La science comme formation institutionnelle dans The New Era et Journey to Utopia
Résumé
The emergence of science fiction in China was conditioned by an awareness of the potential
complicity of the genre with the imperial imagination, and a desire to use the genre as a means of
creating counter narratives. Late Qing audiences sought mediation as their nation was transformed
from hegemon into a crumbling backwater. Late Qing intellectuals agonized over how to reconcile
westernization, modernization, and the adoption of foreign technologies with a Chinese epistemological framework. Long before critiques of Orientalism had gained traction as a cornerstone of
postcolonial studies, Biheguan Zhuren’s The New Era (1908), and Xiaoran Yusheng’s Journey to
Utopia (1906), expressed an implicit understanding that Orientalism profoundly conditioned early
20th century geopolitics.
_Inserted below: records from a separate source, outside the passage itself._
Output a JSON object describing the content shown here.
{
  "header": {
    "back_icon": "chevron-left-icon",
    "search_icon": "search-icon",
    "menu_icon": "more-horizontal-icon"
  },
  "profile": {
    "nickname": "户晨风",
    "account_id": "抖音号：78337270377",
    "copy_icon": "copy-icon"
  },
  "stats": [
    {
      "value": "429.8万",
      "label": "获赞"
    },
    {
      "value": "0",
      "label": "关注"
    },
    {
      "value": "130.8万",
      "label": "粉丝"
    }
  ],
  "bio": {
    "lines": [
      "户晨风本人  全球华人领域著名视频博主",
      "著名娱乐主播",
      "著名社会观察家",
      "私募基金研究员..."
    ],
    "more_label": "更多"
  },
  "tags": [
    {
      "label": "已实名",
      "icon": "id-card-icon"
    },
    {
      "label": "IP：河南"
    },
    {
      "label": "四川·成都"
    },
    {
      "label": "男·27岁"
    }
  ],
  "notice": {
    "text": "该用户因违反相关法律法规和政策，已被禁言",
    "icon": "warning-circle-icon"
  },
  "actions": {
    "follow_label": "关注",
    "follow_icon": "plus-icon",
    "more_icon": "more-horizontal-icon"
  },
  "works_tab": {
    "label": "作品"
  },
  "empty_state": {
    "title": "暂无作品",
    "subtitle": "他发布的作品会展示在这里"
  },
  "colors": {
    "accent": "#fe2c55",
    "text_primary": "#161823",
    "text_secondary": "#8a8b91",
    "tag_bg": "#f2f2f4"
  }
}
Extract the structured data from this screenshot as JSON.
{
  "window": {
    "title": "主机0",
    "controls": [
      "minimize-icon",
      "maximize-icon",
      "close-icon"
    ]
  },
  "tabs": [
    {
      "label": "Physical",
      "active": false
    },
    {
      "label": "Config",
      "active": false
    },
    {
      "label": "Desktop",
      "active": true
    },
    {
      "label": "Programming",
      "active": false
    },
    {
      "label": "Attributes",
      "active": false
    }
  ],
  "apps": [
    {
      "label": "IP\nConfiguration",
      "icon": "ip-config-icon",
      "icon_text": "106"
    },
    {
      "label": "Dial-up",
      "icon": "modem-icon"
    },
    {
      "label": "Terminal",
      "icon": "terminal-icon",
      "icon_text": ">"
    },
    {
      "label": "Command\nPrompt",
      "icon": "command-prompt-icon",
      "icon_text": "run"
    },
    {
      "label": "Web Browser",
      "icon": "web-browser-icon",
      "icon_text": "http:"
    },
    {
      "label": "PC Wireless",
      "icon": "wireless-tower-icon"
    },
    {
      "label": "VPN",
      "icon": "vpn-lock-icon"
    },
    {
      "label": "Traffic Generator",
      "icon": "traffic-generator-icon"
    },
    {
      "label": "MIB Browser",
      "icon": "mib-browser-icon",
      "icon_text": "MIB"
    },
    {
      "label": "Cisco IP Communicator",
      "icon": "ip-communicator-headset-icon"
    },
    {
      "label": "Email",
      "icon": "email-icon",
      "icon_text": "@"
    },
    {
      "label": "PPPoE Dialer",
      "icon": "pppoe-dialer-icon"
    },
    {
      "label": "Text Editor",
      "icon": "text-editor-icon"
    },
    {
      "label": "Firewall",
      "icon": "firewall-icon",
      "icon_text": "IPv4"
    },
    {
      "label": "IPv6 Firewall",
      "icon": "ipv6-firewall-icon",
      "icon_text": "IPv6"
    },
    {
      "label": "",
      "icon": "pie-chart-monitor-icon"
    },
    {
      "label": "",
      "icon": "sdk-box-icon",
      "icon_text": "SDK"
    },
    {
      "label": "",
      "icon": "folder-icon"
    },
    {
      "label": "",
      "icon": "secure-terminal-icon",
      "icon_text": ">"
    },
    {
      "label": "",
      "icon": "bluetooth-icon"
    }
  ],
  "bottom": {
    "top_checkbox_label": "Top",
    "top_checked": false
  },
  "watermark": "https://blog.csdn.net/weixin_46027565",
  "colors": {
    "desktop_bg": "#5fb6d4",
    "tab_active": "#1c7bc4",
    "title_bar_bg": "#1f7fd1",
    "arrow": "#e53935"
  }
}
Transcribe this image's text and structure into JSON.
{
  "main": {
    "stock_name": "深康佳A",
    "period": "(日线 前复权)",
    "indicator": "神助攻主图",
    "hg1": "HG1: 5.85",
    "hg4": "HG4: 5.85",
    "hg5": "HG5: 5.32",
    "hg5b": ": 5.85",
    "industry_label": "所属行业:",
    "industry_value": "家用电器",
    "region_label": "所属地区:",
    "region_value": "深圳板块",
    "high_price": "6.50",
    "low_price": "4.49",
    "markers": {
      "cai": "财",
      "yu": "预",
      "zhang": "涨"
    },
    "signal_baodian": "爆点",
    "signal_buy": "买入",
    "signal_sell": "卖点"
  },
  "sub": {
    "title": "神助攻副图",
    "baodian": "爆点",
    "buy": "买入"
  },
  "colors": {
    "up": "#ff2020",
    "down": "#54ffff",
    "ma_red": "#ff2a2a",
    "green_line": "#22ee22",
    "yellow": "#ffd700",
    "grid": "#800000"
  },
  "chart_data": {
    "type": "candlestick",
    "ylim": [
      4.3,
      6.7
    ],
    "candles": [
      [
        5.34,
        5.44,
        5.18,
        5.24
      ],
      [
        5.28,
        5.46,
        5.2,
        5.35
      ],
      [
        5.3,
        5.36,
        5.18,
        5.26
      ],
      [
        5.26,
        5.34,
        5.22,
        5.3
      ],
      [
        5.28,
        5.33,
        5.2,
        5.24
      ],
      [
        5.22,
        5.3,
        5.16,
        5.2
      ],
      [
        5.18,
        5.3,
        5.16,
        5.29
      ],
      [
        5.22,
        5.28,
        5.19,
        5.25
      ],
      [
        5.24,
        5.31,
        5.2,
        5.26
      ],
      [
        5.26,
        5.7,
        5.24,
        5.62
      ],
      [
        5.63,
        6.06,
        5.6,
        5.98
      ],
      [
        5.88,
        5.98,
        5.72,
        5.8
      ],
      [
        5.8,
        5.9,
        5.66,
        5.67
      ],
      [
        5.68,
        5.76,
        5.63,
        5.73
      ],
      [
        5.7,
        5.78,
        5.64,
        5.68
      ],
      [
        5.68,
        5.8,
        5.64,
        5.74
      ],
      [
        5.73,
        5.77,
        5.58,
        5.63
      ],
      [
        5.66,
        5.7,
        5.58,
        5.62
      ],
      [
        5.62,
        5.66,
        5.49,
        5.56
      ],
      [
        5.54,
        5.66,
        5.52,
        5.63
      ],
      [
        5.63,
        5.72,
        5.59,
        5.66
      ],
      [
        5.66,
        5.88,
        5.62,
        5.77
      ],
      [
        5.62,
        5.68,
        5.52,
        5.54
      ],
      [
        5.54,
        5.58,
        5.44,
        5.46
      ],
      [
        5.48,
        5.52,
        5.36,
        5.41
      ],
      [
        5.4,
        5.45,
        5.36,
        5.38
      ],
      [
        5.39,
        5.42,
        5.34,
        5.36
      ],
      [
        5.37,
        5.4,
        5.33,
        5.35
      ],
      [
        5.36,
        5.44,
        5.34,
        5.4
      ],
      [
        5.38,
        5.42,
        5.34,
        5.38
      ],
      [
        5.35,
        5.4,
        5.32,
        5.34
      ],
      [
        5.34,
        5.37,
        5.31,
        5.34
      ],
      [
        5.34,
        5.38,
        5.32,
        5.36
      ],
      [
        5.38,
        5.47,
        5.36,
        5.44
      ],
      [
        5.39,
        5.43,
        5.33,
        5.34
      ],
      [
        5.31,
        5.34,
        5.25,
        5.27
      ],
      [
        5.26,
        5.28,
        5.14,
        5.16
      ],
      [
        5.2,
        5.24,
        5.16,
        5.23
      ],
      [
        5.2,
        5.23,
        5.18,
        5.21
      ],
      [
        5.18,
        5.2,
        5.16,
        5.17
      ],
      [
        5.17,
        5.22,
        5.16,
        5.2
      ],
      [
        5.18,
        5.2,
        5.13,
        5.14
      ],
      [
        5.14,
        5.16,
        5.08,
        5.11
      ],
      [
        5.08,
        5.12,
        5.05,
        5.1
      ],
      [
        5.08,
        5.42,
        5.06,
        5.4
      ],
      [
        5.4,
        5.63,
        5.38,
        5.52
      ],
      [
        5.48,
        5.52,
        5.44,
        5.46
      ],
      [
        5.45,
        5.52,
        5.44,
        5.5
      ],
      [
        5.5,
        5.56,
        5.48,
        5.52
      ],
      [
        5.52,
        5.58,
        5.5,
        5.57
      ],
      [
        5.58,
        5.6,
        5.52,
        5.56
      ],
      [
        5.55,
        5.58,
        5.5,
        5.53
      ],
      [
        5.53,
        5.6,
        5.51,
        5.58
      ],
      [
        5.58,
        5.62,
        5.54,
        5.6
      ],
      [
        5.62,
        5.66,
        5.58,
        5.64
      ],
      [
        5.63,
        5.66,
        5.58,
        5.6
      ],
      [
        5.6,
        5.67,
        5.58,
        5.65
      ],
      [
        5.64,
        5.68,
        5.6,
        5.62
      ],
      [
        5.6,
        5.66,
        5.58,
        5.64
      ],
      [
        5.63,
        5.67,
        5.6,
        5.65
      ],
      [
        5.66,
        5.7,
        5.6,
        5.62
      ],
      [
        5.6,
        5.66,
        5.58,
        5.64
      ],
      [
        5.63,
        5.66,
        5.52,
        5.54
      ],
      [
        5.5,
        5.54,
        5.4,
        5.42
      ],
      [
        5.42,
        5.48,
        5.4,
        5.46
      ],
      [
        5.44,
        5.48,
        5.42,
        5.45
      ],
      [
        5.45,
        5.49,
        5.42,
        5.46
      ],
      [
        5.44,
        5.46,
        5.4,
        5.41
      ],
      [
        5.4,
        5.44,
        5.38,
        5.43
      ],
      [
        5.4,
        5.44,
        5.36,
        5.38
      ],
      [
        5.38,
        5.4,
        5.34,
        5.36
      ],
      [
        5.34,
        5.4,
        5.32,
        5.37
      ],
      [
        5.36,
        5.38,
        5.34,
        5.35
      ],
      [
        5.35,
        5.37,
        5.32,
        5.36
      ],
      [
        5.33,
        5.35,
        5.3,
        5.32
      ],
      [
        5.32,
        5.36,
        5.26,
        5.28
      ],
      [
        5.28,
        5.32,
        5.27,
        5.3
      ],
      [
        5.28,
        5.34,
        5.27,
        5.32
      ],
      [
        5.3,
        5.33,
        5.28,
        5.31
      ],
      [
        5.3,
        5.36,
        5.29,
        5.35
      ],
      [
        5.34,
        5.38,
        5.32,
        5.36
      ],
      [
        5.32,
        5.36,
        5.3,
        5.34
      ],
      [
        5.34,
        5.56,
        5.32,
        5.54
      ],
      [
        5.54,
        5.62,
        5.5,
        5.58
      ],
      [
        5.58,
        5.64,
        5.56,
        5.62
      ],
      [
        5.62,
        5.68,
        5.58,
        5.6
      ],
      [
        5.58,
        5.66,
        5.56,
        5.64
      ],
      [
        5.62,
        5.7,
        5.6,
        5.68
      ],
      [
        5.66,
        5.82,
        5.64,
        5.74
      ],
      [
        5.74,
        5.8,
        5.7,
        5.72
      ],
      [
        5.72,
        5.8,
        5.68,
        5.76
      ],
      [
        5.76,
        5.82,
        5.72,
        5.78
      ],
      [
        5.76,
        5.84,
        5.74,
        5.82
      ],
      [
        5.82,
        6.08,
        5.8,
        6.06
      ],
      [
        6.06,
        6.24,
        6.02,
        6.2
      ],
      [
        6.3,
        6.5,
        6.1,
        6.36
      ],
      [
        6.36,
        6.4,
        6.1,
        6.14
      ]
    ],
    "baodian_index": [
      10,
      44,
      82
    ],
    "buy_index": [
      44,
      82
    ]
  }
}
In this paper, highlight a particular phenomenon in late Qing science
fiction: insofar as SF addressed the significance of “science,” it was often the case that late Qing
intellectuals depicted science as the product of specific modern institutional formations. That is to
say, The New Era and Journey to Utopia feature wondrous descriptions of imaginary technologies,
but both novels also pay close attention to the abstract and concrete institutions dedicated to the
production and dissemination of knowledge, and modes of social organization, especially time.
These institutions and social structures featured prominently in late Qing SF as crucial axes in a
social Darwinian contest for national survival.